Mr Thaksin has been charged with corruption and banned from politics, but he is still the most popular politician in Thailand and the newly formed PPP is campaigning on his behalf.

Polls show the PPP is likely the get the largest vote, yet analysts say that Mr Thaksin’s supporters are unlikely to form a government.

A new army-backed constitution, promulgated earlier this year, means no party is likely to win an outright majority, and the PPP is not expected to find coalition allies.

In this widely expected scenario, Mr Abhisit and the Democrat Party would form a coalition.

Mr Abhisit is no crony of the junta, but circumstances have cast the smooth talking son of a prominent Thai family as the only real alternative to Mr Thaksin and his allies.

As such he has attracted the support of Bangkok’s conservative establishment, in addition to his natural supporters among the middle class.

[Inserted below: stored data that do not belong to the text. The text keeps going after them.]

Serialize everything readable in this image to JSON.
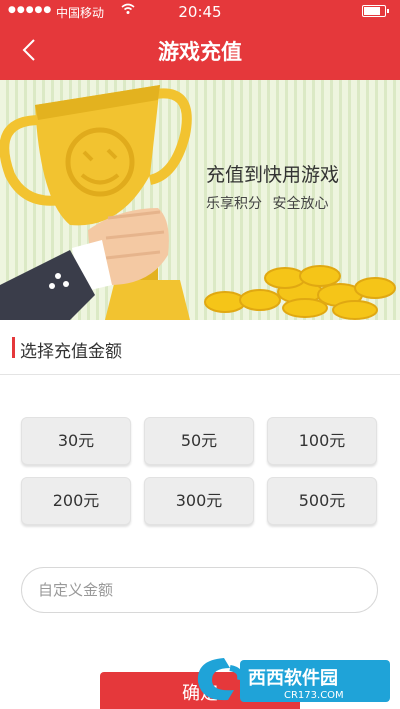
{
  "status_bar": {
    "signal": "●●●●●",
    "carrier": "中国移动",
    "time": "20:45"
  },
  "header": {
    "title": "游戏充值"
  },
  "banner": {
    "title": "充值到快用游戏",
    "subtitle": "乐享积分 安全放心"
  },
  "section": {
    "title": "选择充值金额"
  },
  "amounts": [
    "30元",
    "50元",
    "100元",
    "200元",
    "300元",
    "500元"
  ],
  "custom_amount": {
    "placeholder": "自定义金额"
  },
  "confirm_label": "确定",
  "watermark": {
    "text": "西西软件园",
    "url": "CR173.COM"
  },
  "colors": {
    "accent": "#e5383b",
    "trophy": "#f2c330",
    "coin": "#f5c518"
  }
}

His parents – both medical professors – were working in Britain when he was born in 1964. After graduating in politics, philosophy and economics from Oxford he worked as a university lecturer in Thailand before becoming the youngest ever Thai MP at the age of 27.

His rise was rapid, based on a reputation for integrity that is rare in Thai politics, and he became leader of the traditionally liberal Democrat party in 2005. His is a very different political flavour from Mr Thaksin’s Right-wing populism and contrasts sharply with Mr Thaksin’s reputation for epic corruption.

Whatever the result, analysts say that the struggle that has defined Thai politics in recent years – between a conservative elite in the army and the royal palace and the populism of Mr Thaksin – is likely to continue.

The army has been accused of using dirty tricks to deter PPP voters. The military government has accused the PPP of distributing the recreational drug methamphetamine to buy votes.